Since the very first horse-drawn streetcars rolled down Market Street way back in the mid-19th century, San Francisco's transit system has remained almost entirely above ground. With this surface-level system, street scenes are one of the most common subjects depicted in the images in the SFMTA Photo Archives.
This week, we'll take a trip back to the mid-1970s to get a good look at one of San Francisco's busiest intersections as it was 41 years ago.
Bus Stop with Newspaper Racks on Van Ness and Geary | May 29, 1974 | M1849_8
A man waits for the bus on the northeast corner of Van Ness Avenue and Geary Street. This crossroads has played a very important role in the Municipal Railway's operations from day one and still serves two of Muni's most heavily used routes (38 Geary and 49 Van Ness-Mission).

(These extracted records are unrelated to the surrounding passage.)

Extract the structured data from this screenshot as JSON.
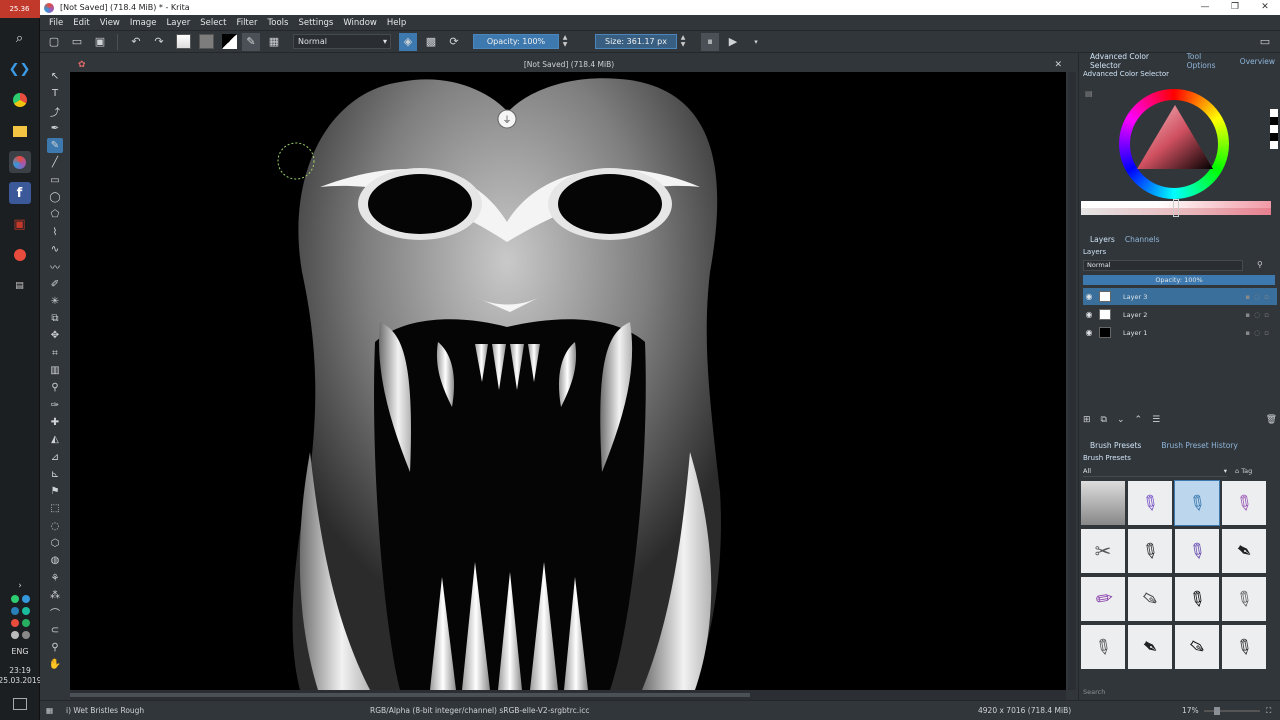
{
  "taskbar": {
    "top_clock": "25.36",
    "language": "ENG",
    "time": "23:19",
    "date": "25.03.2019"
  },
  "window": {
    "title": "[Not Saved]  (718.4 MiB) * - Krita"
  },
  "menu": [
    "File",
    "Edit",
    "View",
    "Image",
    "Layer",
    "Select",
    "Filter",
    "Tools",
    "Settings",
    "Window",
    "Help"
  ],
  "toolbar": {
    "blend_mode": "Normal",
    "opacity_label": "Opacity: 100%",
    "size_label": "Size: 361.17 px"
  },
  "canvas": {
    "header": "[Not Saved]  (718.4 MiB)"
  },
  "dock": {
    "top_tabs": [
      "Advanced Color Selector",
      "Tool Options",
      "Overview"
    ],
    "color_selector_title": "Advanced Color Selector",
    "layers_tabs": [
      "Layers",
      "Channels"
    ],
    "layers_title": "Layers",
    "layer_blend": "Normal",
    "layer_opacity": "Opacity:  100%",
    "layers": [
      {
        "name": "Layer 3",
        "selected": true
      },
      {
        "name": "Layer 2",
        "selected": false
      },
      {
        "name": "Layer 1",
        "selected": false
      }
    ],
    "presets_tabs": [
      "Brush Presets",
      "Brush Preset History"
    ],
    "presets_title": "Brush Presets",
    "preset_filter": "All",
    "preset_tag": "Tag",
    "preset_search": "Search"
  },
  "status": {
    "brush": "i) Wet Bristles Rough",
    "color_space": "RGB/Alpha (8-bit integer/channel)  sRGB-elle-V2-srgbtrc.icc",
    "dimensions": "4920 x 7016 (718.4 MiB)",
    "zoom": "17%"
  },
  "colors": {
    "accent": "#3d79ae",
    "panel": "#31363b",
    "canvas": "#000000"
  }
}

In the streetcar days, this was the junction where the A, B, C, and D-Geary Street lines met the H-Potrero/Van Ness line in an elaborate rail maze called a "three-quarters union". In the late 1940s, during a time when some public officials (Mayor Roger Lapham was the big one) saw the street and cable cars as a money pit of maintenance costs and sub-par service, the well-used rails at this corner vanished. Muni scrapped streetcar service in favor of buses on all of these lines (and scrapped the line names as well), along with many of the other streetcar and cable car lines throughout the city.

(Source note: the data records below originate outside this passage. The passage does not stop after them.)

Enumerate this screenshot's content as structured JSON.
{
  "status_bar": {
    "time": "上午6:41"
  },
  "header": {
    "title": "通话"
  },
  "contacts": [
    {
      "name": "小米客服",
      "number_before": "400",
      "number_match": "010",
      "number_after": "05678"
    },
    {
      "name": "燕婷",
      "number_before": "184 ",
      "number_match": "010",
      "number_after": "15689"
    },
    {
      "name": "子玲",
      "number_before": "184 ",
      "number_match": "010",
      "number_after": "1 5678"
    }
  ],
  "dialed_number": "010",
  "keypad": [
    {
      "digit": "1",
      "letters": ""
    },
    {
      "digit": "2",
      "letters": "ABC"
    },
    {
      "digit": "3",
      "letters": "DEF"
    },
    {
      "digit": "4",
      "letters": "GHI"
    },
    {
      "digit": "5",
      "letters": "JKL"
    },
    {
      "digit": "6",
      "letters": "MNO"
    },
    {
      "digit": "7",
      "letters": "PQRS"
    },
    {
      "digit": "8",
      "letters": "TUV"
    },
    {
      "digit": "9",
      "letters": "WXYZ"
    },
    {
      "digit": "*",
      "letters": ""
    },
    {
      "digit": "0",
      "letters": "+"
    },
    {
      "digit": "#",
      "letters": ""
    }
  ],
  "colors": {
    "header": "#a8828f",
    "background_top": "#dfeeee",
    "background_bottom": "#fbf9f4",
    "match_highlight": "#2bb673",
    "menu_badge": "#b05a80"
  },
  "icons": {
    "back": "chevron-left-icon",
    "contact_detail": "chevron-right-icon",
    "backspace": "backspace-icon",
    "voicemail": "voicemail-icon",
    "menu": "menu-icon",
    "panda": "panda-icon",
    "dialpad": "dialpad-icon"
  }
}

In 1974, this crossing looked much like it does today, minus the plethora of newspaper options and phone booth clogging up the bus stop—the reason this photo was snapped by Head Photographer Marshall Moxom in the first place. Side note: the bus stop has been moved, too. It's now several yards north at Cedar Street. Four decades later, one can still jump on major Muni routes going north, south and west or get a bite to eat at Tommy's Joynt on this bustling corner.